Occasionally people will ask something like this: “We have figured out our entire agreement. Do we really need a mediator?” The answer is – no, you do not need a mediator – but it’s probably a good idea to have one. There are usually two main concerns someone has when they ask this question.
Concern #1 – We are getting along really well – we don’t want a mediator (or lawyer) to screw that up!
This is a fair concern. Rightly or wrongly, lawyers have a reputation for creating arguments rather than solving problems. However, a mediator is not acting as a lawyer (although many mediators are also lawyers). The mediator’s job is to work with both clients to help develop an agreement that will work well for each of them. A really good mediator will help identify shared interests which will “enlarge the pie” for both clients. In short, a skilled mediator should improve the situation, not make it worse.
Concern #2 – We have figured everything out – we don’t actually need to mediate anything!
You are probably right at a high level. However, there are always at least some details that have been overlooked. Instead of mediating, the mediator in this situation can help you fine-tune the agreement you have already reached or figure out if there is anything you have overlooked.
Here’s an example: It is common for people to decide that one person is going to keep the house and buy the other person out. Here is what they may not have considered:
• How will they get the other person off the mortgage and in what timeframe?
• What happens if the other person cannot be removed from the mortgage?
• Should the non-owner be removed from the deed? What happens if the owner dies while the non-owner is still one the mortgage if the non-owner has been removed from the deed?
The mediator in this situation isn’t really mediating, per se. Rather, he or she is acting as a creative problem-solver to help you optimize the agreement you have already reached.

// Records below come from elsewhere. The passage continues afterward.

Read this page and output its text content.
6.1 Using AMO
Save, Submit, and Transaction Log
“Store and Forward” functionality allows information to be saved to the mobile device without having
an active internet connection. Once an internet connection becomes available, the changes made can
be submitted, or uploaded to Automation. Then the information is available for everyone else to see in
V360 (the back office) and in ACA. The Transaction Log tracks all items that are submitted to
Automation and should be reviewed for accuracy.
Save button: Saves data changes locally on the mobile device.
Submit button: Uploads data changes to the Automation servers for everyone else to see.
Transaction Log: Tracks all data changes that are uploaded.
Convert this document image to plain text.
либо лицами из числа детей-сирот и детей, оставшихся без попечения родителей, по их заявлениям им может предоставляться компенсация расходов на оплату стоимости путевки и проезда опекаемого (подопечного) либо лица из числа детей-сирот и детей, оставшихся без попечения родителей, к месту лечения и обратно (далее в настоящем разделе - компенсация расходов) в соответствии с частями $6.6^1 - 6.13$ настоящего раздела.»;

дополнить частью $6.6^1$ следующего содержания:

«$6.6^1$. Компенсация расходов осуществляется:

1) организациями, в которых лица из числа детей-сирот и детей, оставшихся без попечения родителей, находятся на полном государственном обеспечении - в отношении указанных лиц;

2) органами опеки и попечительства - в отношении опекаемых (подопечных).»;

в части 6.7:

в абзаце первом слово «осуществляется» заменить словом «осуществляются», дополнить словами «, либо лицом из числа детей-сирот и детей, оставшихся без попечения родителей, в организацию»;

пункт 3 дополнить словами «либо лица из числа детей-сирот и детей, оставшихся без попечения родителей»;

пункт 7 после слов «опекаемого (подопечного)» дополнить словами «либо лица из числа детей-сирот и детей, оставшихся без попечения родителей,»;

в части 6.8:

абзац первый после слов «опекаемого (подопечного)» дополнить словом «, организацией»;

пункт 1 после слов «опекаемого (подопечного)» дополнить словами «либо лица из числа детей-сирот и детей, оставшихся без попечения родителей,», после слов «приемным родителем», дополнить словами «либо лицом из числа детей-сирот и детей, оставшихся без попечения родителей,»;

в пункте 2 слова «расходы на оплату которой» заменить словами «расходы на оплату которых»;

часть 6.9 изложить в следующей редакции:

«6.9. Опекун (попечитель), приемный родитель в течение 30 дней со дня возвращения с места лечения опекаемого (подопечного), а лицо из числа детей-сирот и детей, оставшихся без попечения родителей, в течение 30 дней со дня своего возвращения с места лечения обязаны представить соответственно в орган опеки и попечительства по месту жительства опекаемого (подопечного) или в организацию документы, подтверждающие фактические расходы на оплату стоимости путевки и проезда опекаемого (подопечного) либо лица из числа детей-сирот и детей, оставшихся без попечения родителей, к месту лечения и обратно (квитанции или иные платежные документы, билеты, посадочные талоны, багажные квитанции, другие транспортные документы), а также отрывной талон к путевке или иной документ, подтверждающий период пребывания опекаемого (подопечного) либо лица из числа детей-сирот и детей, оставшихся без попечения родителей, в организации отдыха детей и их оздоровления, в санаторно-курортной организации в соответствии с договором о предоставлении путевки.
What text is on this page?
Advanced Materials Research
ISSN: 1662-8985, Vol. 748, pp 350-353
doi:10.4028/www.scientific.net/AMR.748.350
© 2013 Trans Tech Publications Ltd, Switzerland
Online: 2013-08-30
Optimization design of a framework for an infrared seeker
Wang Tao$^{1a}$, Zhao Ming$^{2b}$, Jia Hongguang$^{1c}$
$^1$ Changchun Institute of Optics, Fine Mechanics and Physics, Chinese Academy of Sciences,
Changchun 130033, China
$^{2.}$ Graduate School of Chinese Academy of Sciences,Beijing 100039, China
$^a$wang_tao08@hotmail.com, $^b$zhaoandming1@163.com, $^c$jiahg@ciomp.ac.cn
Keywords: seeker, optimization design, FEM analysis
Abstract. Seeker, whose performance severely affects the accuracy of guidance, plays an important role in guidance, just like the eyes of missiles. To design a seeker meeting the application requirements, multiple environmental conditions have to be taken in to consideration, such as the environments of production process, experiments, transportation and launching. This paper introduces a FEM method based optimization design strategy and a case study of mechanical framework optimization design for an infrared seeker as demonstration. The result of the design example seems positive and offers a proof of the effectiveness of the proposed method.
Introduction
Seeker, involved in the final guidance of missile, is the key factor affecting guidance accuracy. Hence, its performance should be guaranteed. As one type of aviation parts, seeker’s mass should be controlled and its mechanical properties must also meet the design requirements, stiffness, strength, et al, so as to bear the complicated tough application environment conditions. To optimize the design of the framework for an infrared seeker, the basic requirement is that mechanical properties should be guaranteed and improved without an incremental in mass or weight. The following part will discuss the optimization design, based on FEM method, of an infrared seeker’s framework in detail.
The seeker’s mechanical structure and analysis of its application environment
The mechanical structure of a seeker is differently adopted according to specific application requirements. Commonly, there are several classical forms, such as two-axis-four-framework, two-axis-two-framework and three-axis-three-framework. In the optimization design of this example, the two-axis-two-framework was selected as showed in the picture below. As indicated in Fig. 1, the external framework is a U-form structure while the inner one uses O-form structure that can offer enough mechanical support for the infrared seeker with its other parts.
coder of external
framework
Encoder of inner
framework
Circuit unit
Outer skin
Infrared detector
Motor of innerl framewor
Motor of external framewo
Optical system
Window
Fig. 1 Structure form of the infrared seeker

So why hire a mediator in this situation?
Reason #1 – This is probably your first or second divorce. The mediator has dealt with hundreds of divorces.
Experience counts for a lot. Even if you think you have covered every possible detail, the mediator will almost certainly offer some insight or help generate some idea that you had not considered.
Reason #2 – The “do-it-yourself” paperwork is more complicated than it seems.
There are several options for online divorce paperwork. The forms you fill out yourself are really only suitable for very straightforward situations with little or no complexity. You can also pay an online service or a paralegal service but these are often riddled with errors and not sufficient in highly detailed agreements.
A mediator who is also lawyer can draft all of the paperwork for you and submit it on your behalf.
In short, a mediator can provide valuable insight even if you think you have already figured everything out. A mediator can also prepare the paperwork on your behalf.